Department of Urology, Xijing Hospital, Air Force Medical University, Xi'an, 710032, China.
Graduate Department, Xi'an Medical University, Xi'an, 710021, China.
Urolithiasis. 2024 Nov 25;52(1):167. doi: 10.1007/s00240-024-01669-x.

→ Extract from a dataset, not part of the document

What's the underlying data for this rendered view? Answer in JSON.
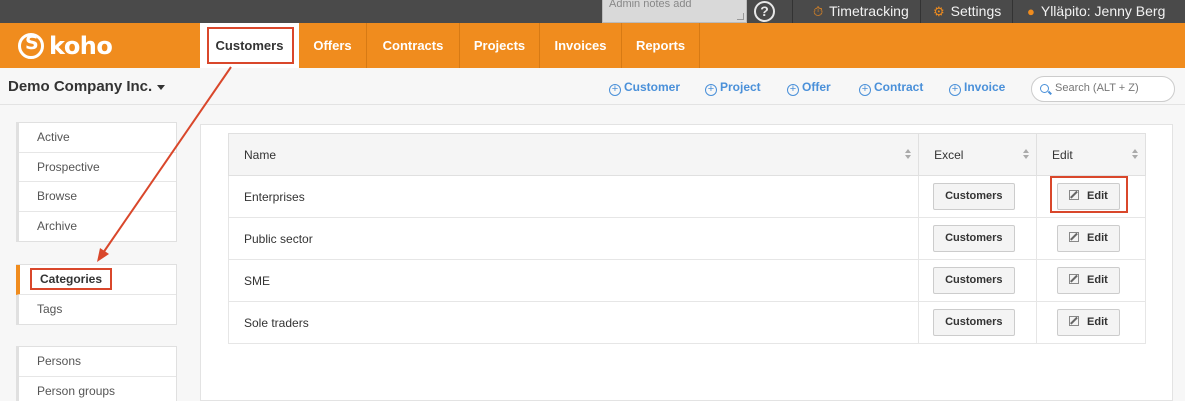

Kidney stone disease (KSD) is facing rising global prevalence and recurrence rates. Mendelian randomization aids in drug repurposing and the discovery of therapeutic targets. This study utilized Mendelian randomization (MR) to identify protein targets for KSD treatment and assess potential adverse drug reactions. A proteome-wide MR study assessed plasma proteins' causal relationship with KSD risk. Data from UK Biobank Proteomics Profiling Project (2940 proteins) and FinnGen R10 for KSD (10,556 cases, 400,681 controls) were analyzed. Colocalization analysis identified shared causal variants. Additionally, a Phenome-wide association study (PheWAS) used the FinnGen to explore adverse reactions of druggable proteins. MR study found ITIH4, F12, FKBPL positively correlated with KSD risk, while DAG1, ITIH1, LTB, CACYBP negatively correlated (Pfdr < 0.05). Colocalization analysis and PheWAS identified CACYBP as the most promising druggable protein for the prevention or treatment of nephrolithiasis recurrence. This study identified genetic protein biomarkers for KSD risk and explored potential drug side effects, offering new insights and targets for prevention and treatment.
肾结石病(KSD)的全球患病率和复发率呈上升趋势。孟德尔随机化有助于药物再利用和治疗靶点的发现。本研究利用孟德尔随机化(MR)来确定治疗 KSD 的蛋白质靶点,并评估潜在的药物不良反应。一项全蛋白质组 MR 研究评估了血浆蛋白与 KSD 风险的因果关系。分析了来自英国生物库蛋白质组学分析项目(2940 种蛋白质)和 FinnGen R10 的 KSD 数据(10556 例病例,400681 例对照)。共定位分析确定了共享的因果变异。此外,使用 FinnGen 的表型全基因组关联研究(PheWAS)探索了可用药蛋白的不良反应。MR 研究发现 ITIH4、F12、FKBPL 与 KSD 风险呈正相关,而 DAG1、ITIH1、LTB、CACYBP 呈负相关(Pfdr<0.05)。共定位分析和 PheWAS 确定 CACYBP 是预防或治疗肾结石复发最有前途的可用药蛋白。本研究确定了 KSD 风险的遗传蛋白质生物标志物,并探索了潜在的药物副作用,为预防和治疗提供了新的见解和靶点。